Fused Gromov-Wasserstein Correspondences

Overview

Fused Gromov-Wasserstein (FGW) 1 is a variant of the Gromov-Wasserstein distance that, in the context of GWProt, allows biochemical data to be incorporated into structural alignments.

In FGW, each residue is described not only by its spatial coordinates but also by additional data, such as hydrophobicity, isoelectric point, or a substitution score (e.g., from the BLOSUM62 matrix). FGW adds a penalty term for aligning biochemically dissimilar residues, enabling more biologically meaningful alignments.

Mathematical Formulation

Let \(\delta(x, y)\) denote the difference in the biochemical data associated with residues \(x\) and \(y\). The fused Gromov-Wasserstein distance between proteins \(X\) and \(Y\) is defined as:

\[FGW(X, Y) = \min_T \frac{1}{2} \left( \sum_{i, j, k, l} \left[ \alpha \cdot |d_X(x_i, x_j) - d_Y(y_k, y_l)|^2 + (1 - \alpha) \cdot \delta(x_i, y_k) \right] T_{i, k} T_{j, l} \right)^{1/2}\]

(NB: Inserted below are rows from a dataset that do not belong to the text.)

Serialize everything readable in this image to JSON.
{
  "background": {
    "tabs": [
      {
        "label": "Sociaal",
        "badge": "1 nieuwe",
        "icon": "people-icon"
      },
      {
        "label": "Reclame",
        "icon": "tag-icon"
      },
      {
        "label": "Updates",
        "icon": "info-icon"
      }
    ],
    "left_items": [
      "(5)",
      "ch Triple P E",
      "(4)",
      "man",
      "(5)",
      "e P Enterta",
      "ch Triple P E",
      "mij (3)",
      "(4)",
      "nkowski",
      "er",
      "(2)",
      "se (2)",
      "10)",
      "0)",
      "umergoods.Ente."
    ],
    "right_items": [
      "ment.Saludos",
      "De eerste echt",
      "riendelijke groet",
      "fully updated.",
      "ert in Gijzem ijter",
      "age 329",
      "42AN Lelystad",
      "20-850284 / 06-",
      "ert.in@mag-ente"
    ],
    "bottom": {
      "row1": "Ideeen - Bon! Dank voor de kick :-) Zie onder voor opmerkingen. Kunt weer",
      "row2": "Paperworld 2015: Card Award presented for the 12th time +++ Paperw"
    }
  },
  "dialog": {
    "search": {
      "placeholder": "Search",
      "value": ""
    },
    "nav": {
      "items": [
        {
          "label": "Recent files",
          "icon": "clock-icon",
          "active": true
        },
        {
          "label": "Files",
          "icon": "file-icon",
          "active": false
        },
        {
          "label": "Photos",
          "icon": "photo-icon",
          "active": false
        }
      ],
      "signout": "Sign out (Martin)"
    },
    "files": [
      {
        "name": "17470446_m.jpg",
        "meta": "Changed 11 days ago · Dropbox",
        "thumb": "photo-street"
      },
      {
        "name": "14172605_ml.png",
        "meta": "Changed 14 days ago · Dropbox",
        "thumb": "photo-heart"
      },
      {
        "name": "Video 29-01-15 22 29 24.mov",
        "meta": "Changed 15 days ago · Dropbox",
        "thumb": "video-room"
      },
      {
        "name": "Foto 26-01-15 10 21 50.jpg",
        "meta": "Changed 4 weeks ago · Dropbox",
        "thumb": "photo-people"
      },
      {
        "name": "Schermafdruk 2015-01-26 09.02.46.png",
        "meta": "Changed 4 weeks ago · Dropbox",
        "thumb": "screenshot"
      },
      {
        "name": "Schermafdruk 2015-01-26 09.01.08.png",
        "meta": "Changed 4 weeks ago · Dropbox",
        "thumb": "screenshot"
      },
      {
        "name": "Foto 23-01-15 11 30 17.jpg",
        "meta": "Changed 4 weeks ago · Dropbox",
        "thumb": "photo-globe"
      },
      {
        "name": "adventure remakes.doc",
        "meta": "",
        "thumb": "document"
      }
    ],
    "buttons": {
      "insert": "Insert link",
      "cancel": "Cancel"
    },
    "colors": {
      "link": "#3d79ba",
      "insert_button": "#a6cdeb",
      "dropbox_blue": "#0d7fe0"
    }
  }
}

where \(\alpha \in [0, 1]\) determines the weight of the geometric cost relative to the biochemical penalty. Optimal values of \(\alpha\) may vary depending on the type of biochemical data used.

References

1

Vayer, T., Chapel, L., Flamary, R., Tavenard, R., & Courty, N. (2019). Fused Gromov-Wasserstein distance for structured objects. Advances in Neural Information Processing Systems, 32.